Indicação geográfica
Enquanto aguardam o lançamento de um novo pó de café por uma das maiores marcas do país, os produtores de Rondônia trabalham para que o Instituto Nacional da Propriedade Industrial (Inpi), ligado ao Ministério da Economia, reconheça as “Matas de Rondônia” como indicação geográfica de procedência e da maneira de produzir café.
Caso isso ocorra, será a sétima região do pais a ter o reconhecimento – após o “Cerrado Mineiro”, “Mantiqueira de Minas”; “Alta Mogiana”, “Região de Pinhal”, “Oeste da Bahia” e “Norte Pioneiro do Paraná”. Rondônia é o maior produtor de café na Amazônia e é o quinto em produção nacional – após Minas Gerais, Espírito Santo, São Paulo e Bahia.
O café cultivado em Rondônia é o do tipo robusta (canéfora). O café é muito procurado pela indústria cafeeira para compor com o café arábica, que é mais produzido no Brasil. O café robusta complementa o arábica, mais doce, e propicia mais corpo à bebida, além de acrescentar mais cafeína.
“Eu digo sempre que o arábica é bossa nova, e o robusta é rock’n roll”, explica Enrique Alves.
Além de baratear custos de blends e de solúveis, quando há mistura dos tipos de café cria-se efeitos que agradam o paladar, como a formação de crema no café tirado em máquinas de espresso.
O pesquisador assinala que os produtores de Rondônia trabalham para que o café robusta entre também no mercado de cafés especiais dentro e fora do país. Para isso, adotaram a torra do café entre o ponto claro e médio, e incorporaram novos processos de fermentação na preparação dos grãos. “O café fino robusta é bastante equilibrado, tem doçura e acidez. Preenche a boca de forma mais aveludada.”
Renda em vez de desmatamento
Por ser produzido na Floresta Amazônica, inclusive por indígenas, e por favorecer a preservação ambiental, o café de Rondônia tem apelo comercial do “consumo engajado”, crê Alves. “A Europa faz muito isso. É uma forma de preservação. Aprender a valorizar isso é salvar a agricultura familiar. Quem ama florestas, consome cafés sustentáveis.”
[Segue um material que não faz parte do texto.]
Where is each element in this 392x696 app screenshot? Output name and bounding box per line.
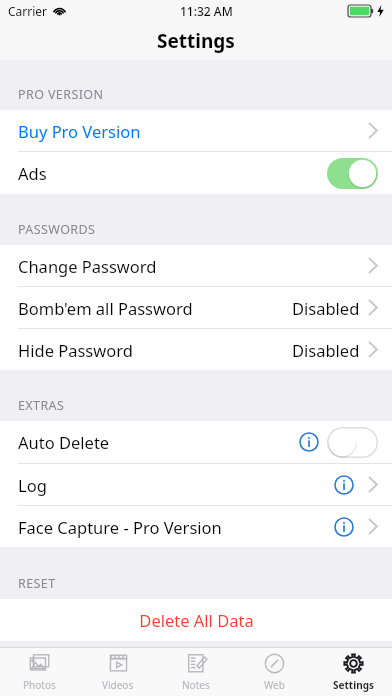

Estimativa do Instituto Nacional de Pesquisas Espaciais (Inpe) é de que em 2019 mais de 1,2 mil quilômetros quadrados tenham sido desmatados. O dado é gerado a partir da análise de imagens de satélite (Lamdsat) pelo Projeto de Monitoramento do Desmatamento na Amazônia Legal por Satélite (Prodes).
O desmatamento de Rondônia contribuiu com 12% da destruição da floresta na Amazônia Legal, o estado ocupa uma área inferior a 5% dessa região. No ano passado, fiscais do Ibama relataram problemas de roubo de madeira na Floresta Nacional do Jamari e o crescimento do desmatamento em 455% no município de Cujubim. Em Espigão d’Oeste os alertas de desmatamento cresceram em 332%.
O desmatamento ilegal e os focos de incêndios em Rondônia são monitorados desde abril pelo Comando Conjunto Príncipe da Beira, sob orientação do Ministério da Defesa, em articulação com Ibama, ICMBio, Força Nacional de Segurança Pública, Agência Brasileira de Inteligência e Centro Gestor e Operacional do Sistema de Proteção da Amazônia (Censipam).
O pesquisador Enrique Alves é enfático ao dizer que a cultura de café em Rondônia evita o desmatamento. “Nas regiões onde ocorrem as queimadas estão fazendo abertura de área para pastagem, soja ou outra cultura. Se nessas regiões tivesse café gerando renda, possivelmente esse tipo de atividade seria muito menor.”